The suffering of God is one of the deepest mysteries of the Christian faith. Those who hear about it for the first time are often shocked, for this mystery doesn’t lie on the surface of the scriptures but deep down.
…In the agony and crucifixion of Jesus God was not hurt merely by sympathy with the latest prophet to be martyred. God suffered in Christ. The audacious teaching of the early Christians that Jesus was the Incarnation of God’s Word and Wisdom had the staggering consequence of making the crucifixion on Golgotha God’s climactic suffering at the hands of his own creatures. God suffers.

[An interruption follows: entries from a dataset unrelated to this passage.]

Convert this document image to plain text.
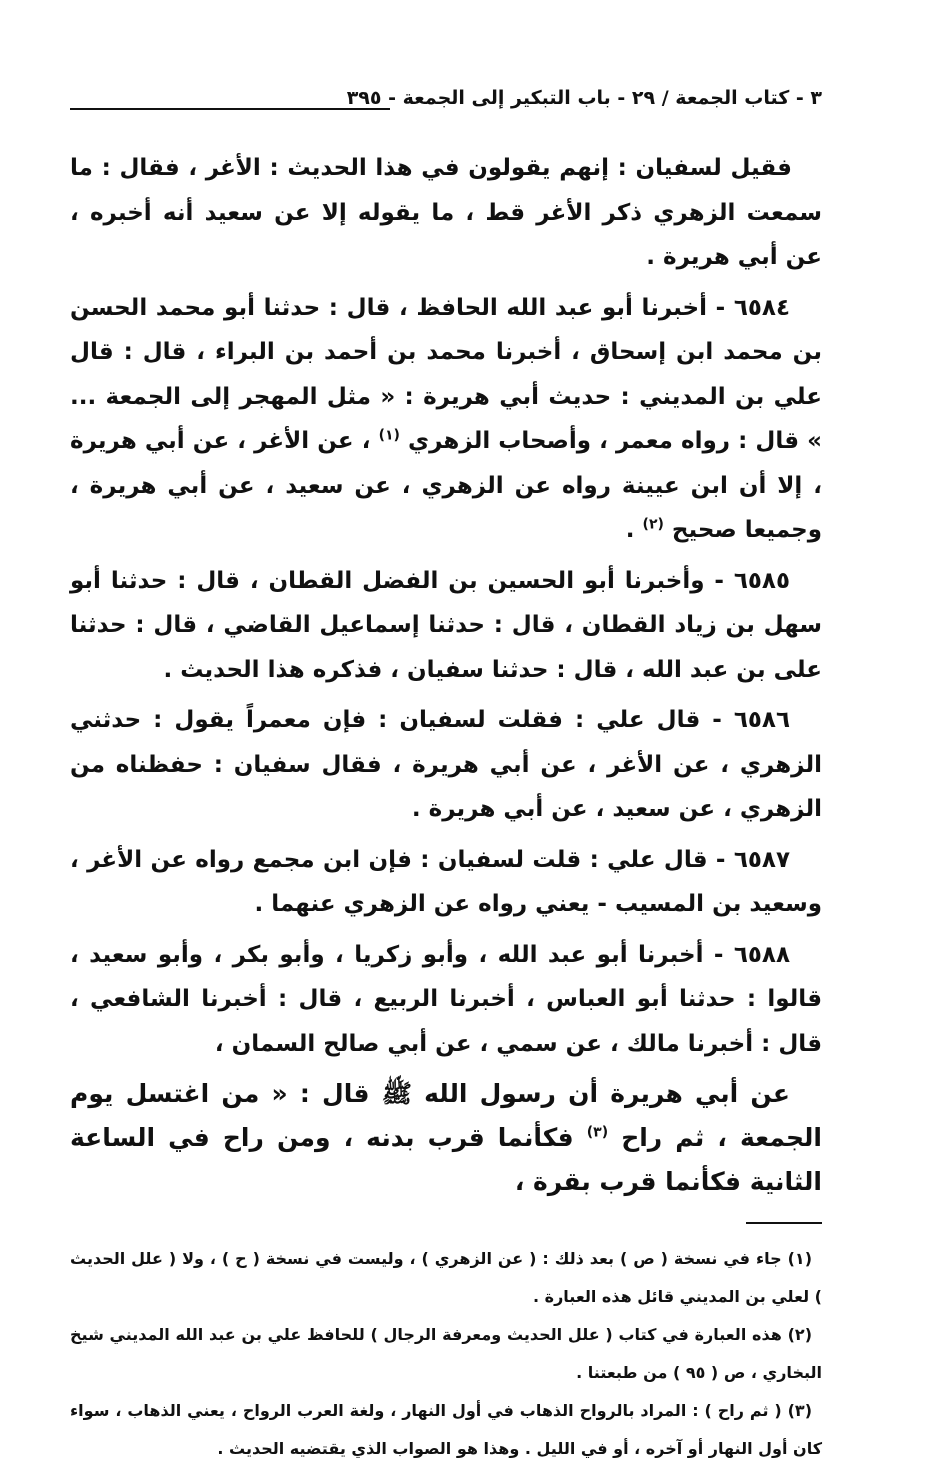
٣ - كتاب الجمعة / ٢٩ - باب التبكير إلى الجمعة - ٣٩٥

فقيل لسفيان : إنهم يقولون في هذا الحديث : الأغر ، فقال : ما سمعت الزهري ذكر الأغر قط ، ما يقوله إلا عن سعيد أنه أخبره ، عن أبي هريرة .

٦٥٨٤ - أخبرنا أبو عبد الله الحافظ ، قال : حدثنا أبو محمد الحسن بن محمد ابن إسحاق ، أخبرنا محمد بن أحمد بن البراء ، قال : قال علي بن المديني : حديث أبي هريرة : « مثل المهجر إلى الجمعة ... » قال : رواه معمر ، وأصحاب الزهري $^{(١)}$ ، عن الأغر ، عن أبي هريرة ، إلا أن ابن عيينة رواه عن الزهري ، عن سعيد ، عن أبي هريرة ، وجميعا صحيح $^{(٢)}$ .

٦٥٨٥ - وأخبرنا أبو الحسين بن الفضل القطان ، قال : حدثنا أبو سهل بن زياد القطان ، قال : حدثنا إسماعيل القاضي ، قال : حدثنا على بن عبد الله ، قال : حدثنا سفيان ، فذكره هذا الحديث .

٦٥٨٦ - قال علي : فقلت لسفيان : فإن معمراً يقول : حدثني الزهري ، عن الأغر ، عن أبي هريرة ، فقال سفيان : حفظناه من الزهري ، عن سعيد ، عن أبي هريرة .

٦٥٨٧ - قال علي : قلت لسفيان : فإن ابن مجمع رواه عن الأغر ، وسعيد بن المسيب - يعني رواه عن الزهري عنهما .

٦٥٨٨ - أخبرنا أبو عبد الله ، وأبو زكريا ، وأبو بكر ، وأبو سعيد ، قالوا : حدثنا أبو العباس ، أخبرنا الربيع ، قال : أخبرنا الشافعي ، قال : أخبرنا مالك ، عن سمي ، عن أبي صالح السمان ،

عن أبي هريرة أن رسول الله ﷺ قال : « من اغتسل يوم الجمعة ، ثم راح $^{(٣)}$ فكأنما قرب بدنه ، ومن راح في الساعة الثانية فكأنما قرب بقرة ،

(١) جاء في نسخة ( ص ) بعد ذلك : ( عن الزهري ) ، وليست في نسخة ( ح ) ، ولا ( علل الحديث ) لعلي بن المديني قائل هذه العبارة .

(٢) هذه العبارة في كتاب ( علل الحديث ومعرفة الرجال ) للحافظ علي بن عبد الله المديني شيخ البخاري ، ص ( ٩٥ ) من طبعتنا .

(٣) ( ثم راح ) : المراد بالرواح الذهاب في أول النهار ، ولغة العرب الرواح ، يعني الذهاب ، سواء كان أول النهار أو آخره ، أو في الليل . وهذا هو الصواب الذي يقتضيه الحديث .
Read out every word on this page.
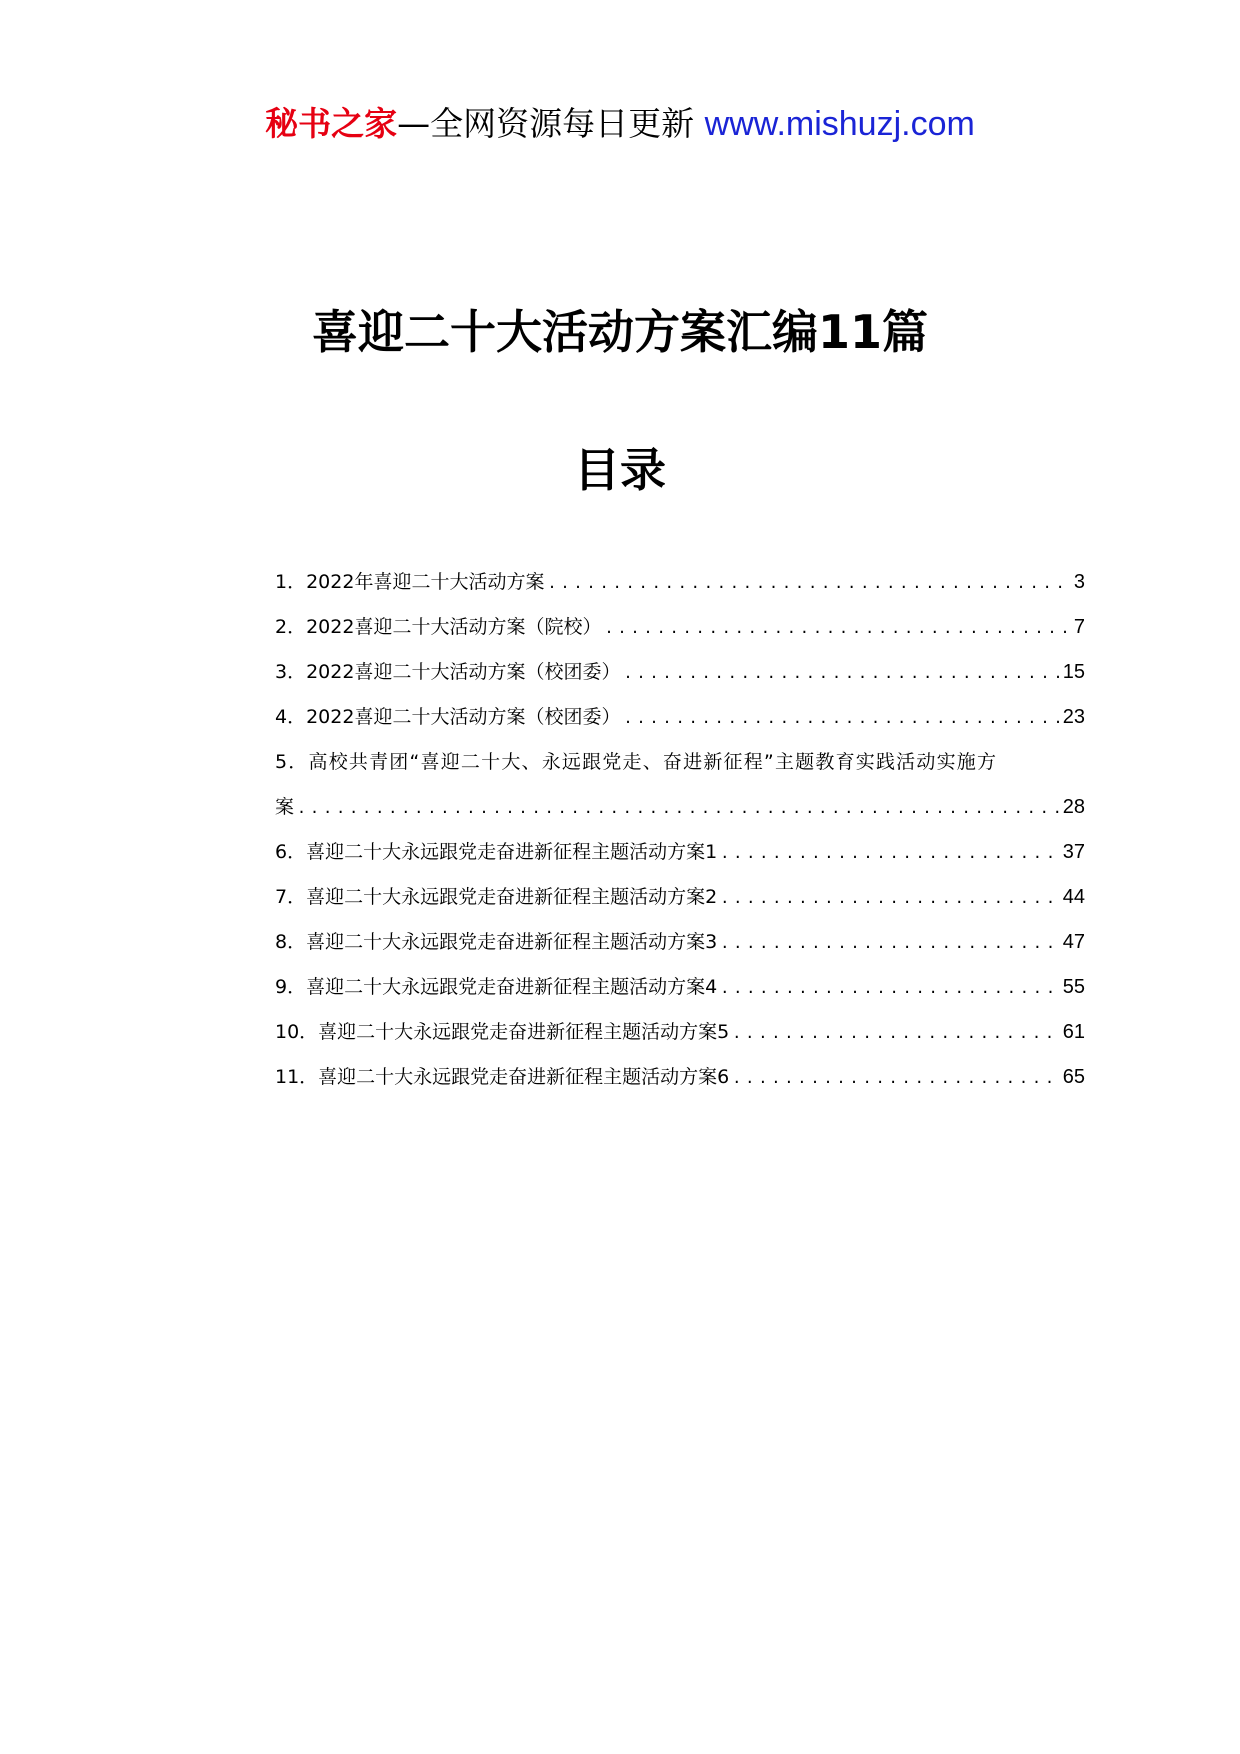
秘书之家—全网资源每日更新 www.mishuzj.com
喜迎二十大活动方案汇编11篇
目录
1．2022年喜迎二十大活动方案 .....	3
2．2022喜迎二十大活动方案（院校） .....	7
3．2022喜迎二十大活动方案（校团委） .....	15
4．2022喜迎二十大活动方案（校团委） .....	23
5．高校共青团“喜迎二十大、永远跟党走、奋进新征程”主题教育实践活动实施方
案 .....	28
6．喜迎二十大永远跟党走奋进新征程主题活动方案1 .....	37
7．喜迎二十大永远跟党走奋进新征程主题活动方案2 .....	44
8．喜迎二十大永远跟党走奋进新征程主题活动方案3 .....	47
9．喜迎二十大永远跟党走奋进新征程主题活动方案4 .....	55
10．喜迎二十大永远跟党走奋进新征程主题活动方案5 .....	61
11．喜迎二十大永远跟党走奋进新征程主题活动方案6 .....	65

Maybe this [Good Friday] could be a good time for [us] to ponder this mystery. It could help [us] realize how revolutionary the doctrine of the incarnation is. If Jesus is nothing more than the greatest prophet of God, then we can leave God out of suffering in heaven. But if the Crucified is God, then God is revealed as the one who is with us in suffering. The concept of God as a remote and dispassionate observer is smashed as an idol.

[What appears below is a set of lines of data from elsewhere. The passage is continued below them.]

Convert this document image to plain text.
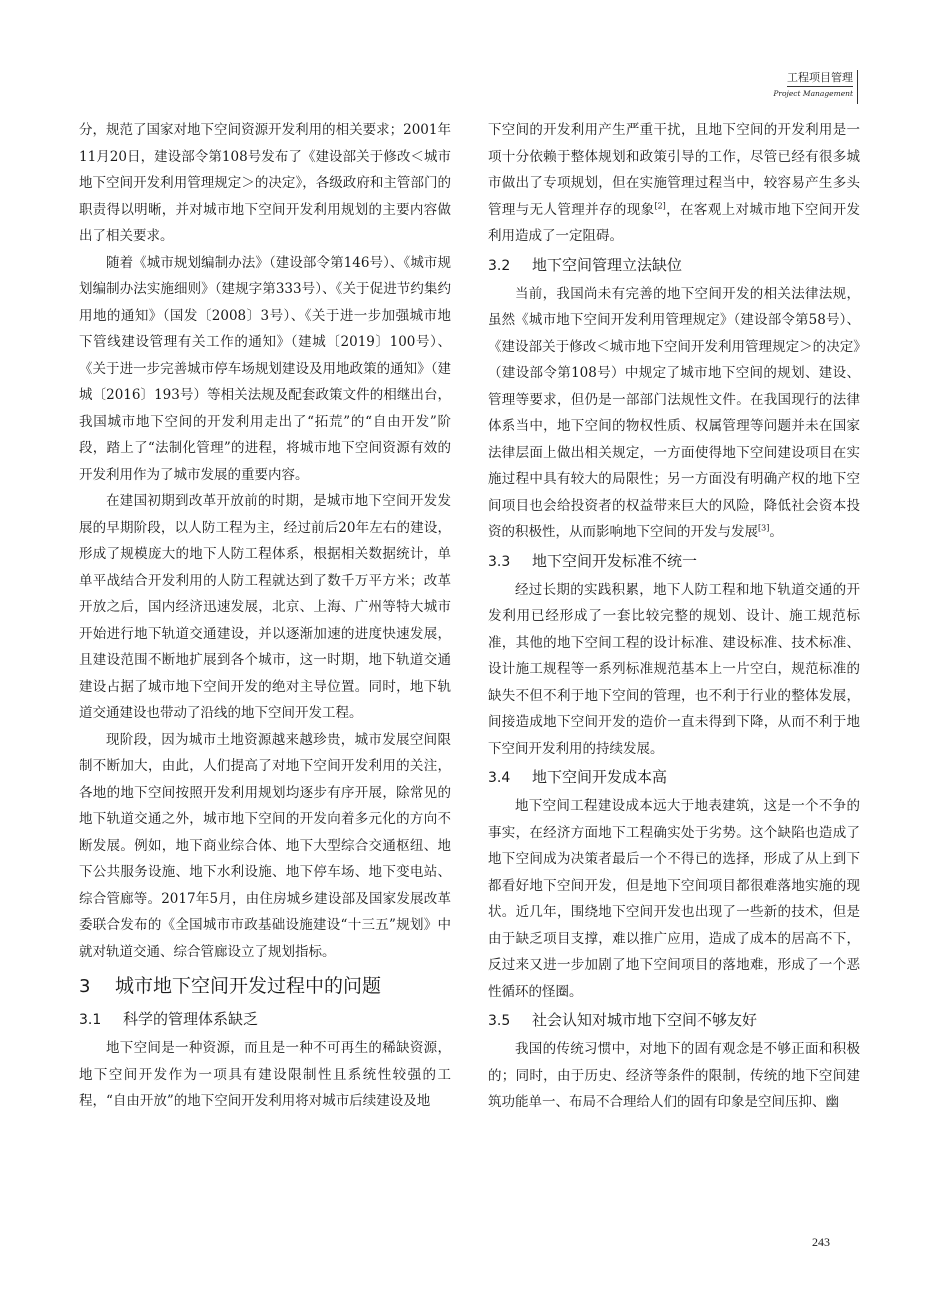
工程项目管理
Project Management

分，规范了国家对地下空间资源开发利用的相关要求；2001年11月20日，建设部令第108号发布了《建设部关于修改＜城市地下空间开发利用管理规定＞的决定》，各级政府和主管部门的职责得以明晰，并对城市地下空间开发利用规划的主要内容做出了相关要求。

随着《城市规划编制办法》（建设部令第146号）、《城市规划编制办法实施细则》（建规字第333号）、《关于促进节约集约用地的通知》（国发〔2008〕3号）、《关于进一步加强城市地下管线建设管理有关工作的通知》（建城〔2019〕100号）、《关于进一步完善城市停车场规划建设及用地政策的通知》（建城〔2016〕193号）等相关法规及配套政策文件的相继出台，我国城市地下空间的开发利用走出了“拓荒”的“自由开发”阶段，踏上了“法制化管理”的进程，将城市地下空间资源有效的开发利用作为了城市发展的重要内容。

在建国初期到改革开放前的时期，是城市地下空间开发发展的早期阶段，以人防工程为主，经过前后20年左右的建设，形成了规模庞大的地下人防工程体系，根据相关数据统计，单单平战结合开发利用的人防工程就达到了数千万平方米；改革开放之后，国内经济迅速发展，北京、上海、广州等特大城市开始进行地下轨道交通建设，并以逐渐加速的进度快速发展，且建设范围不断地扩展到各个城市，这一时期，地下轨道交通建设占据了城市地下空间开发的绝对主导位置。同时，地下轨道交通建设也带动了沿线的地下空间开发工程。

现阶段，因为城市土地资源越来越珍贵，城市发展空间限制不断加大，由此，人们提高了对地下空间开发利用的关注，各地的地下空间按照开发利用规划均逐步有序开展，除常见的地下轨道交通之外，城市地下空间的开发向着多元化的方向不断发展。例如，地下商业综合体、地下大型综合交通枢纽、地下公共服务设施、地下水利设施、地下停车场、地下变电站、综合管廊等。2017年5月，由住房城乡建设部及国家发展改革委联合发布的《全国城市市政基础设施建设“十三五”规划》中就对轨道交通、综合管廊设立了规划指标。

3 城市地下空间开发过程中的问题
3.1 科学的管理体系缺乏

地下空间是一种资源，而且是一种不可再生的稀缺资源，地下空间开发作为一项具有建设限制性且系统性较强的工程，“自由开放”的地下空间开发利用将对城市后续建设及地

下空间的开发利用产生严重干扰，且地下空间的开发利用是一项十分依赖于整体规划和政策引导的工作，尽管已经有很多城市做出了专项规划，但在实施管理过程当中，较容易产生多头管理与无人管理并存的现象[2]，在客观上对城市地下空间开发利用造成了一定阻碍。

3.2 地下空间管理立法缺位

当前，我国尚未有完善的地下空间开发的相关法律法规，虽然《城市地下空间开发利用管理规定》（建设部令第58号）、《建设部关于修改＜城市地下空间开发利用管理规定＞的决定》（建设部令第108号）中规定了城市地下空间的规划、建设、管理等要求，但仍是一部部门法规性文件。在我国现行的法律体系当中，地下空间的物权性质、权属管理等问题并未在国家法律层面上做出相关规定，一方面使得地下空间建设项目在实施过程中具有较大的局限性；另一方面没有明确产权的地下空间项目也会给投资者的权益带来巨大的风险，降低社会资本投资的积极性，从而影响地下空间的开发与发展[3]。

3.3 地下空间开发标准不统一

经过长期的实践积累，地下人防工程和地下轨道交通的开发利用已经形成了一套比较完整的规划、设计、施工规范标准，其他的地下空间工程的设计标准、建设标准、技术标准、设计施工规程等一系列标准规范基本上一片空白，规范标准的缺失不但不利于地下空间的管理，也不利于行业的整体发展，间接造成地下空间开发的造价一直未得到下降，从而不利于地下空间开发利用的持续发展。

3.4 地下空间开发成本高

地下空间工程建设成本远大于地表建筑，这是一个不争的事实，在经济方面地下工程确实处于劣势。这个缺陷也造成了地下空间成为决策者最后一个不得已的选择，形成了从上到下都看好地下空间开发，但是地下空间项目都很难落地实施的现状。近几年，围绕地下空间开发也出现了一些新的技术，但是由于缺乏项目支撑，难以推广应用，造成了成本的居高不下，反过来又进一步加剧了地下空间项目的落地难，形成了一个恶性循环的怪圈。

3.5 社会认知对城市地下空间不够友好

我国的传统习惯中，对地下的固有观念是不够正面和积极的；同时，由于历史、经济等条件的限制，传统的地下空间建筑功能单一、布局不合理给人们的固有印象是空间压抑、幽

243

What effect might is have in [our own lives] to ponder this mystery?…We may find our way of thinking of God’s presence in the world undergoing a change. If God suffers, then God can truly be recognized by faith as present everywhere in a creation that groans in travail. We will stop praying to God to pay attention to this or that tragedy. God doesn’t need to pay attention to suffering because he is already present in and with the sufferers, and from that place of pain is moving us to contribute our caring and loving to his.
Contemplating the mystery of God’s cross will change the way we come to terms with our own pain. If we have explored the mystery beforehand we may, when sickness, death, betrayal, or disappointment befall us, be better prepared to see that God is not far from us, but keeps us company and continues to hold us up with those hands that from the beginning of time have been pierced with unimaginable nails.
But such is the mystery that all the seasons of Lent left to us in this life will not be enough to sound its depths. Only by seeing Christ in the glory of the Father with his hands, feet, and side still pierced with wounds will we grasp that Mystery—or be grasped by it.
Martin L. Smith, SSJE, “No More Tears,” in Nativities and Passions, pp. 148-151.